Due to over-the-top essentials of sequins, sky-high weaves, and (lest we forget) feather fringe, any drag show runs the risk of becoming a tranny, hot mess. This is not the case with “The House of Dinah or The Black Queens,” a play by Jerome Augustus Parker that retells the hilarious and audacious histories of five black drag queens to a soundtrack of Dinah Washington’s hits.
Directed by UCLA alum Noni Limar and presented by the theater department’s New Play Festival, “The House of Dinah” ran Nov. 12-14 at the Black Box Theater in Macgowan Hall.
Inspired by the empowering music of 1940s jazz singer Dinah Washington, “The House of Dinah” is more than simply a cabaret of drag queen attitude and outrageous style.
The play also offers insight into the black and gay communities’ struggles for social equality across four generations of American history.
The themes of slavery and gender-bending are carefully cosmeticized in the play through the characters of Lady and Wilhelmina, young queens who are entrapped in the service of three goddess-like figures or so-called “Mothers,” Tamika, Gladys and Felicia. Wilhelmina and Lady must learn the lessons of the older generations in order to free themselves, (both figuratively and literally) from their enslavement.
The hilarious and moving history lesson imparted by the trio of authoritative drag queens presents an impressive range of life experience.
Ranging from the racism of the Deep South in the 1920s, to the Civil Rights Movement of the 1960s, to the AIDS epidemic of the 1980s, the peppery and downright vulgar oration of the three women offers a historical retrospective that is powerful and yet too deliciously subversive to be anything near sappy.
The striking monologues of each of the characters make their palpable suffering irresistibly relatable.
The queens were so well executed that the audience would forget they were actors dressed as men dressed as women ““ as the show progressed all labels dissolved, leaving only the starkness of humanity.
The underlying emphasis on the human experience is perhaps what makes “The House of Dinah” so inspiring. One does not have to dress in drag to understand the universal emotions of yearning and alienation.

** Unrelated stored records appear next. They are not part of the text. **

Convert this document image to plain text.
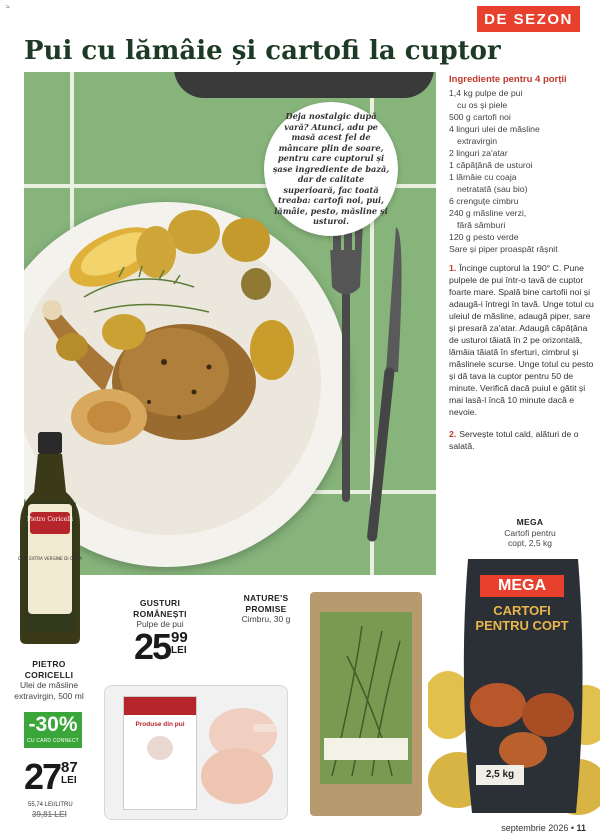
≈
DE SEZON
Pui cu lămâie și cartofi la cuptor
Deja nostalgic după vară? Atunci, adu pe masă acest fel de mâncare plin de soare, pentru care cuptorul și șase ingrediente de bază, dar de calitate superioară, fac toată treaba: cartofi noi, pui, lămâie, pesto, măsline și usturoi.
Ingrediente pentru 4 porții
1,4 kg pulpe de pui
cu os și piele
500 g cartofi noi
4 linguri ulei de măsline
extravirgin
2 linguri za'atar
1 căpățână de usturoi
1 lămâie cu coaja
netratată (sau bio)
6 crenguțe cimbru
240 g măsline verzi,
fără sâmburi
120 g pesto verde
Sare și piper proaspăt râșnit
1. Încinge cuptorul la 190° C. Pune pulpele de pui într-o tavă de cuptor foarte mare. Spală bine cartofii noi și adaugă-i întregi în tavă. Unge totul cu uleiul de măsline, adaugă piper, sare și presară za'atar. Adaugă căpățâna de usturoi tăiată în 2 pe orizontală, lămâia tăiată în sferturi, cimbrul și măslinele scurse. Unge totul cu pesto și dă tava la cuptor pentru 50 de minute. Verifică dacă puiul e gătit și mai lasă-l încă 10 minute dacă e nevoie.
2. Servește totul cald, alături de o salată.
Pietro Coricelli
OLIO EXTRA VERGINE DI OLIVA
PIETRO CORICELLI
Ulei de măsline extravirgin, 500 ml
-30%
CU CARD CONNECT
27 87
LEI
55,74 LEI/LITRU
39,81 LEI
GUSTURI ROMÂNEȘTI
Pulpe de pui
25 99
LEI
Produse din pui
NATURE'S PROMISE
Cimbru, 30 g
MEGA
Cartofi pentru copt, 2,5 kg
MEGA
CARTOFI PENTRU COPT
2,5 kg
septembrie 2026 • 11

The show sums up the experience of the outsider, and more importantly, the freedom of realizing one’s self-worth.
This recurring theme of self-revelation maintains a constant level of intrigue, and prevents the show from dragging (no pun intended). The “Mothers” are not immediately revealed to the audience but are presented in backlit silhouettes above the stage, while Lady is introduced with a ripped dress and bloody face.
Whether it is by the mysterious back story of Lady or the impending grand entrance of the “Mothers,” part of the charm of the “The House of Dinah” is its recurring promise of an impending Cinderella moment.
Ultimately, though, the real transformation that the play promises is that of the viewers.
With a catchy soundtrack, flashy design and altogether empowering storyline, “The House of Dinah” inspires women, men (and those in between) to believe in their own ferocity and, if so inclined, to belt like Dinah, “Time has opened the door, and at last I am free, I don’t hurt anymore.”